質問

I'm solving a matching problem with two vectors of a class

class matching
{
public:
    int n;
    char match;
};

This is the algorithm I'm trying to implement:

int augment(vector<matching> &left, vector<matching> &right)
{
   while(there's no augmenting path)
     if(condition for matching)
        <augment>
  return "number of matching";
}

For the rough matching, if left[i] matches with right[j], then left[i].n = j, left[i].match ='M' , right[j].n = i and right[j].match = 'M' and the unmatched ones have members n = -1 and match = 'U'

While finding the augmenting paths, if one exists for another (i, j), then we change the member match of the one being unmatched from 'M' to 'U' and its n = -1 and the two matched with the augmenting path have their members match changed to 'A' while we change their members n according to their indices.

I don't know if this is the right approach to solving this, this is my first attempt on maximum matching and I've read a lot of articles and watched tutorials online and I can't get my 'code' to function appropriately.

I do not need a code, I can write my code.

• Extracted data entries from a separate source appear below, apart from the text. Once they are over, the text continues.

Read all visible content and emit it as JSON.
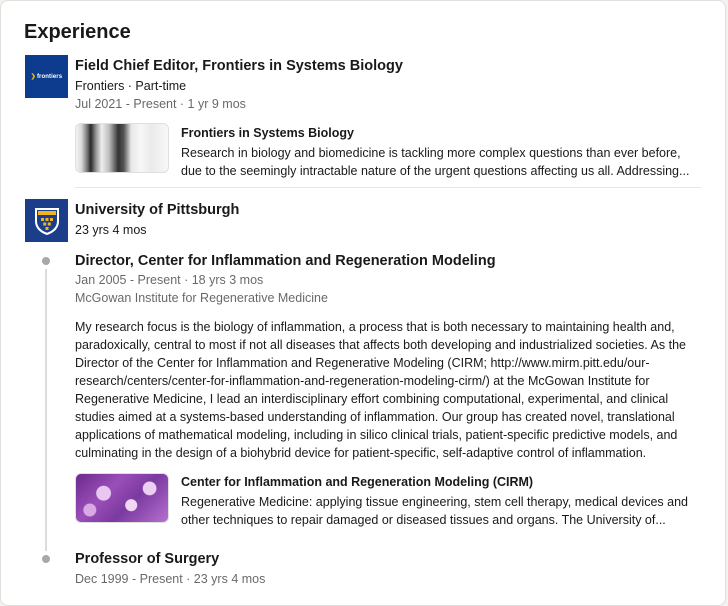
{
  "section": {
    "title": "Experience"
  },
  "frontiers": {
    "logo_text": "frontiers",
    "title": "Field Chief Editor, Frontiers in Systems Biology",
    "company": "Frontiers · Part-time",
    "dates": "Jul 2021 - Present · 1 yr 9 mos",
    "media": {
      "title": "Frontiers in Systems Biology",
      "desc_line1": "Research in biology and biomedicine is tackling more complex questions than ever before,",
      "desc_line2": "due to the seemingly intractable nature of the urgent questions affecting us all. Addressing..."
    }
  },
  "pitt": {
    "name": "University of Pittsburgh",
    "duration": "23 yrs 4 mos",
    "roles": [
      {
        "title": "Director, Center for Inflammation and Regeneration Modeling",
        "dates": "Jan 2005 - Present · 18 yrs 3 mos",
        "location": "McGowan Institute for Regenerative Medicine",
        "description_lines": [
          "My research focus is the biology of inflammation, a process that is both necessary to maintaining health and,",
          "paradoxically, central to most if not all diseases that affects both developing and industrialized societies. As the",
          "Director of the Center for Inflammation and Regenerative Modeling (CIRM; http://www.mirm.pitt.edu/our-",
          "research/centers/center-for-inflammation-and-regeneration-modeling-cirm/) at the McGowan Institute for",
          "Regenerative Medicine, I lead an interdisciplinary effort combining computational, experimental, and clinical",
          "studies aimed at a systems-based understanding of inflammation. Our group has created novel, translational",
          "applications of mathematical modeling, including in silico clinical trials, patient-specific predictive models, and",
          "culminating in the design of a biohybrid device for patient-specific, self-adaptive control of inflammation."
        ],
        "media": {
          "title": "Center for Inflammation and Regeneration Modeling (CIRM)",
          "desc_line1": "Regenerative Medicine: applying tissue engineering, stem cell therapy, medical devices and",
          "desc_line2": "other techniques to repair damaged or diseased tissues and organs. The University of..."
        }
      },
      {
        "title": "Professor of Surgery",
        "dates": "Dec 1999 - Present · 23 yrs 4 mos"
      }
    ]
  },
  "colors": {
    "frontiers_logo_bg": "#0d3b8e",
    "pitt_logo_bg": "#1c3e8a",
    "pitt_gold": "#f0b323"
  }
}
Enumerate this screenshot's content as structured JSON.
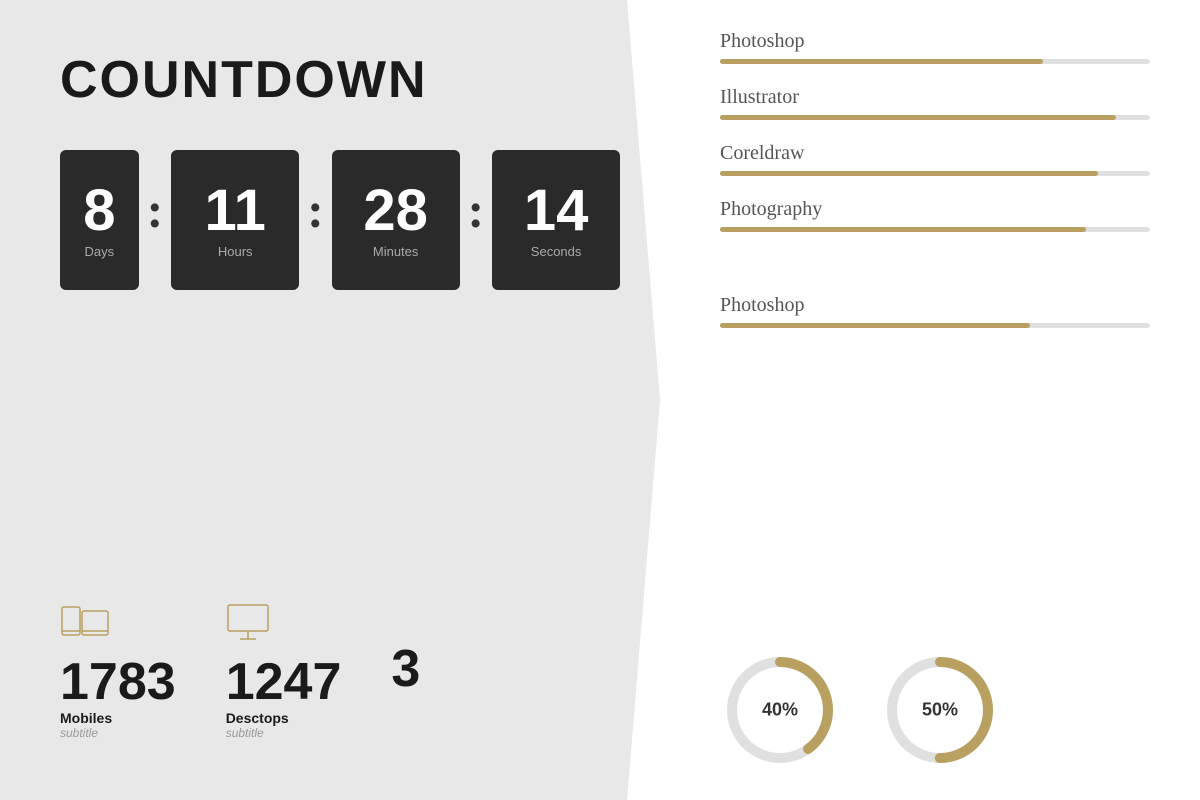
{
  "left": {
    "title": "COUNTDOWN",
    "timer": {
      "days": {
        "value": "8",
        "label": "Days",
        "partial": true
      },
      "hours": {
        "value": "11",
        "label": "Hours"
      },
      "minutes": {
        "value": "28",
        "label": "Minutes"
      },
      "seconds": {
        "value": "14",
        "label": "Seconds"
      }
    },
    "stats": [
      {
        "id": "mobiles",
        "number": "1783",
        "title": "Mobiles",
        "subtitle": "subtitle",
        "icon": "mobile"
      },
      {
        "id": "desktops",
        "number": "1247",
        "title": "Desctops",
        "subtitle": "subtitle",
        "icon": "desktop"
      },
      {
        "id": "other",
        "number": "3",
        "title": "",
        "subtitle": "",
        "icon": "",
        "partial": true
      }
    ]
  },
  "right": {
    "skills": [
      {
        "name": "Photoshop",
        "percent": 75
      },
      {
        "name": "Illustrator",
        "percent": 92
      },
      {
        "name": "Coreldraw",
        "percent": 88
      },
      {
        "name": "Photography",
        "percent": 85
      }
    ],
    "skills2": [
      {
        "name": "Photoshop",
        "percent": 72
      }
    ],
    "donuts": [
      {
        "label": "40%",
        "value": 40
      },
      {
        "label": "50%",
        "value": 50
      }
    ]
  },
  "colors": {
    "accent": "#b8a060",
    "dark": "#2a2a2a",
    "light_bg": "#e8e8e8"
  }
}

I just want to understand this algorithm step by step. If someone can give me an algorithm like the one I was trying above, I would appreciate it. Also, if I have been going the wrong direction since, please correct me.

役に立ちましたか?

解決

I am not sure if you are finding the augmenting paths correctly. I suggest the following approach.

  1. Find an initial matching in a greedy way. To obtain this we travel through every vertex in the left side and greedily try to match it with some free (unmatched) vertex on the right side.

  2. Try to find an augmenting path P in the graph. For this we need to do a breadth-first search starting from all the free vertices on the left side and alternating through matched and unmatched edges in the search. (i.e. the second level contains all the right side vertices adjacent to level-1 vertices, the third level contains all the left side vertices that are matched to level-2 vertices, the fourth level contains all the right side vertices adjacent to level-3 vertices etc). We stop the search when we visit a free vertex in any future level and compute the augmenting path P using the breadth-first search tree computed so far.

  3. If we can find an augmenting path P in the previous step: Change the matched and unmatched edges in P to unmatched and matched edges respectively and goto step 2.

  4. Else: The resulting matching obtained is maximum.

This algorithm requires a breadth-first search for every augumentation and so it's worst-case complexity is O(nm). Although Hopcroft-Karp algorithm can perform multiple augmentations for each breadth-first search and has a better worst-case complexity, it seems (from the Wikipedia article) that it isn't faster in practice.